Here is your post also;

Posted: Sun Oct 28, 2007 2:27 pm Post subject: Saying no to chemo!

My mom was diagnosed with SCLC, limited, in August. She started chemo (cytplatin (sp?) and one that begins with E). Three days in a row, once a month. She had one round of chemo. Also started 6 weeks of radiation. It has only been two and a half weeks and the tumor is already shrunk by 50%.

She is really feeling the effects of chemo now. Hair is falling out in clumps. WBC down to a 2. Pain in every joint due to daily shots to boost wbc.

My question and my PROBLEM is HOW IS CHEMO HELPING when all it does is HURT??????????

This is only the beginning and it's looking pretty grim.

Why do chemo if it makes someone soooo sick and why do it if sooo many people end up with it spreading anyway????

I believe in a quality of life. She is doing fine with the radiation. Why do all this chemo.
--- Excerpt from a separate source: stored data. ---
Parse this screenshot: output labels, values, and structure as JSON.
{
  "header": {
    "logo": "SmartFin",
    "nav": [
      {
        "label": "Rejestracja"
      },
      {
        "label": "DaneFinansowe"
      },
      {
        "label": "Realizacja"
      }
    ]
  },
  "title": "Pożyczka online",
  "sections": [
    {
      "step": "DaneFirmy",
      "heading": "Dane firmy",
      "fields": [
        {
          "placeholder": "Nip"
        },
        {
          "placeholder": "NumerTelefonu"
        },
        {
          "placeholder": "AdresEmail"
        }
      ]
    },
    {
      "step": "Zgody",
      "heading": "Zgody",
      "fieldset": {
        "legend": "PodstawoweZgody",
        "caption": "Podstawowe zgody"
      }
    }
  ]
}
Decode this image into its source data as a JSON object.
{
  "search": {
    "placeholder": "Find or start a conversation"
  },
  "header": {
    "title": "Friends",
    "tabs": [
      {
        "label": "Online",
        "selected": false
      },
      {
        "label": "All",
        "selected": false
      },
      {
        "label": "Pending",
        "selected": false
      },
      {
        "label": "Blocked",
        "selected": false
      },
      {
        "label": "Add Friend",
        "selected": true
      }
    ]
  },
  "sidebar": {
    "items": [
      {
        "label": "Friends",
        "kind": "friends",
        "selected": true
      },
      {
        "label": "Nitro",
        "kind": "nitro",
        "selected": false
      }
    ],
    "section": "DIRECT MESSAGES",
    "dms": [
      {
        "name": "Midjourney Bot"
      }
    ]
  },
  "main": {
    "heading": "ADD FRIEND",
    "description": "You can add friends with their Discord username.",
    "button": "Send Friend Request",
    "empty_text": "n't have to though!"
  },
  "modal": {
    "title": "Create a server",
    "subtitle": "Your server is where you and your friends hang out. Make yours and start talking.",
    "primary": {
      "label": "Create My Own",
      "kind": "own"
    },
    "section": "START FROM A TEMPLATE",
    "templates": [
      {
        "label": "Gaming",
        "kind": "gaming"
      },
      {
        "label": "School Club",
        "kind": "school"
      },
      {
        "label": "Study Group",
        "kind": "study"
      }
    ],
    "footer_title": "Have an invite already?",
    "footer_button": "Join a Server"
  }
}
Its my understanding that chemo is supposed to kill cancer cells (and every other cell) in order to stop it from spreading to other body parts, right??? But how can your body protect itself against such a nasty thing as cancer cells if it's constantly being poisoned with chemo? Isn't this a critical time, when boosting immunity, instead of killing it, makes the most sense? If the tumor is going away, that should be enough. Why practically kill yourself for 6 rounds to only find out the cancer spread anyway.

Is anyone questioning chemo? Is anyone trying alternative therapies? Does anyone ever survive cancer without chemo? I know that people still die from cancer even though they are being treated and being made so sick. Why is chemo just accepted and never questioned. Doesn't it seem backward?

I am trying to convince my family to be on my side, so we can convince my mom not to do anymore chemo treatments. It's a tough sell. If the doctor could promise that the chemo will prevent the cancer from spreading, that would be something, but they cannot. They are taking a chance hoping it works. And I just don't get it. So many people still die. SO many times it spreads. Why put yourself though such torture. She is 66, She is not going to tolerate this well. This alone may kill her. And I don't want her to go like that.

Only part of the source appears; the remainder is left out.